BusinessDay
Nigeria's leading finance and market intelligence news report.

Let it go round, please

There is a political angle to everything in Nigeria. People read political meaning in every activity of government. Perhaps, this is because, over the years government has not been transparent. Even in religious circles nowadays, people see political undertone in activities of clerics. The sharing of the Federal Government palliatives through the Ministry of Humanitarian Affairs and Disaster Management, under Sadiya Umar Farouq, has so far been enmeshed in controversy.

The Federal Government had, last week, started to make provision for the vulnerable in the society, disbursing N20,000 Conditional Cash Transfer (CCT) payments of four months to the beneficiaries.

The disbursement, which kicked off in Kwali Area Council of the Federal Capital Territory and some parts of Nassarawa State, was to serve as a palliative to help ease the untold hardship, which the lockdown has imposed on the vulnerable.

Farouq reportedly claimed that over 2.6million households have so far benefited from the palliative and that over 11 million vulnerable persons have been identified in 35 states yet to benefit from the palliative measure.

Many people are wondering what criteria were employed to arrive at the conclusion that the poorest of the poor were domiciled in Nasarawa, for instance. Some videos of the exercise making the rounds on the social media show that some of the beneficiaries cannot be said to belong to the category being described as the poorest of the poor, as they look chubby and well-fed.

Food-sharing has always been a serious issue even in bible days.

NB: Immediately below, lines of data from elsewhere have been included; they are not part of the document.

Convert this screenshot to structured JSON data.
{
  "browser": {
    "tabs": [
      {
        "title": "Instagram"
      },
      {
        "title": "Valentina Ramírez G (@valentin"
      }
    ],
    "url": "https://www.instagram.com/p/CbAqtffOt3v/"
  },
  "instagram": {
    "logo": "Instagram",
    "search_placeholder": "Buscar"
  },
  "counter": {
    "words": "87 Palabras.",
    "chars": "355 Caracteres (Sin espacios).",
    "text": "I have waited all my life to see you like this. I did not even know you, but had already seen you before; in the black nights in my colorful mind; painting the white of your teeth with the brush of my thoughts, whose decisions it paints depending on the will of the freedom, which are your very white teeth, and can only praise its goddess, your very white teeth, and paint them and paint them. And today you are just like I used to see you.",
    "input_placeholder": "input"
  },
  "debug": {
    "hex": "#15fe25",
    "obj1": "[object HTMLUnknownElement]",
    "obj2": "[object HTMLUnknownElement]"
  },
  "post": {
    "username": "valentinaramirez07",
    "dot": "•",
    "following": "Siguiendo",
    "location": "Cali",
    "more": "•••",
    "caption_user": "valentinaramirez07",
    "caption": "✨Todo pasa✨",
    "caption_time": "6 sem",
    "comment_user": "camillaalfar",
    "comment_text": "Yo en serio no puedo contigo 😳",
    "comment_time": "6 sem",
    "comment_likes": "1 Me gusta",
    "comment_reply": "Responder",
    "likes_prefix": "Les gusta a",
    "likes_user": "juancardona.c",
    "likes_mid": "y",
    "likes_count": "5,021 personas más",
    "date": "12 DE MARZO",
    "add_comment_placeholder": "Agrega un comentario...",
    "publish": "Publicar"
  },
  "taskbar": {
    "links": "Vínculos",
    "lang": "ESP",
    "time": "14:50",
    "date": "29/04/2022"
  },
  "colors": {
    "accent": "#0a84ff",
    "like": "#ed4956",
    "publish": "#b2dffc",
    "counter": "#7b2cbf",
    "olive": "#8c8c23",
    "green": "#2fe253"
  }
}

The decision of the Apostles in the Acts of the Apostles to choose Seven Deacons was as a result of complaint of neglect by certain of the Apostles that their own people were not being reached during food-sharing. It was clearly to address a concern raised by Greek-speaking believers about their widows being overlooked in daily ministry.

In Nigeria where politics is played with everything, fears are that those distributing the money would likely go partisan just as it happened with the trader-moni and other empowerment packages rolled out by the Federal Government during the electioneering campaign preceding the 2019 general election.

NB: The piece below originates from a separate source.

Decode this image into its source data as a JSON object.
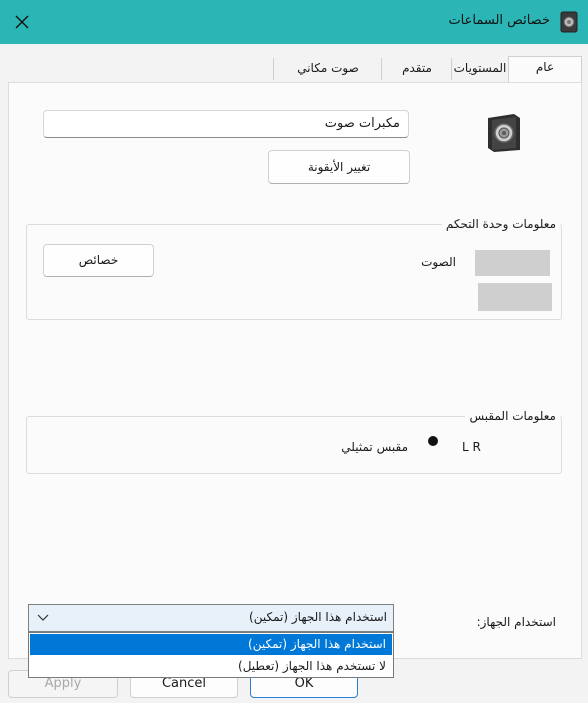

Already, rumours are rife that the distribution pattern so far is pointing to that same faulty pattern of distribution.

Those saddled with the responsibility of distributing the current stimulus packages must be sensitive enough over the perception of government in this regard, and then do the right thing. Government must not be selective in the sharing of the largesse at a time when political meanings are being read over the pattern of donations toward combating the coronavirus scourge.

Certain elements are already saying that greater percentage of the financial donations came from a certain part of the country that unfortunately always being neglected by government when it comes to the distribution of goodies meant for all the geo-political zones in the country.

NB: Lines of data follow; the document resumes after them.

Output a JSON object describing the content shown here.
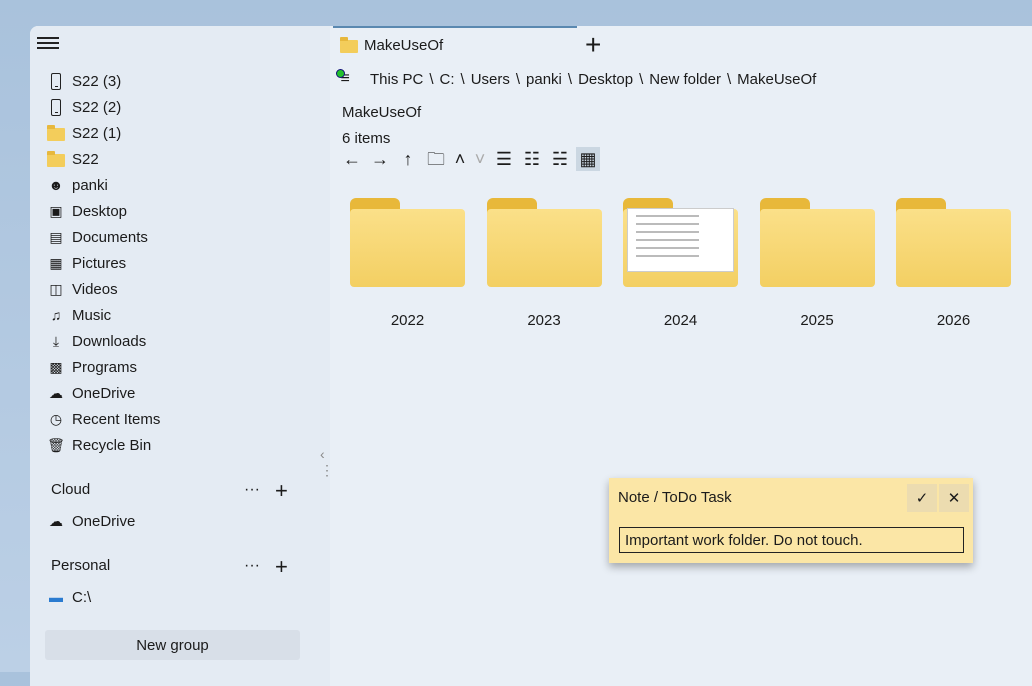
{
  "sidebar": {
    "items": [
      {
        "label": "S22 (3)",
        "icon": "phone-icon"
      },
      {
        "label": "S22 (2)",
        "icon": "phone-icon"
      },
      {
        "label": "S22 (1)",
        "icon": "folder-icon"
      },
      {
        "label": "S22",
        "icon": "folder-icon"
      },
      {
        "label": "panki",
        "icon": "user-icon"
      },
      {
        "label": "Desktop",
        "icon": "desktop-icon"
      },
      {
        "label": "Documents",
        "icon": "documents-icon"
      },
      {
        "label": "Pictures",
        "icon": "pictures-icon"
      },
      {
        "label": "Videos",
        "icon": "videos-icon"
      },
      {
        "label": "Music",
        "icon": "music-icon"
      },
      {
        "label": "Downloads",
        "icon": "download-icon"
      },
      {
        "label": "Programs",
        "icon": "programs-icon"
      },
      {
        "label": "OneDrive",
        "icon": "cloud-icon"
      },
      {
        "label": "Recent Items",
        "icon": "history-icon"
      },
      {
        "label": "Recycle Bin",
        "icon": "trash-icon"
      }
    ],
    "groups": [
      {
        "title": "Cloud",
        "item": "OneDrive"
      },
      {
        "title": "Personal",
        "item": "C:\\"
      }
    ],
    "new_group": "New group"
  },
  "tab": {
    "label": "MakeUseOf"
  },
  "breadcrumb": [
    "This PC",
    "C:",
    "Users",
    "panki",
    "Desktop",
    "New folder",
    "MakeUseOf"
  ],
  "folder_title": "MakeUseOf",
  "item_count": "6 items",
  "items": [
    "2022",
    "2023",
    "2024",
    "2025",
    "2026"
  ],
  "note": {
    "title": "Note / ToDo Task",
    "value": "Important work folder. Do not touch."
  }
}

Rightly or wrongly, such thinking which is trending on the social media platforms could find a fertile ground on some people’s mind, and then they would take critical interest in the current sharing of the N20,000 largesse.

Government should prove the purveyors of such propaganda wrong by being plain with the business of distribution of the current relief materials. Why not try locating a sleepy village in one of the South East states, for instance, and move the sharing there immediately. What government does now or fails to do will join its other activities in the History book of Nigeria. I wish somebody will “listen”.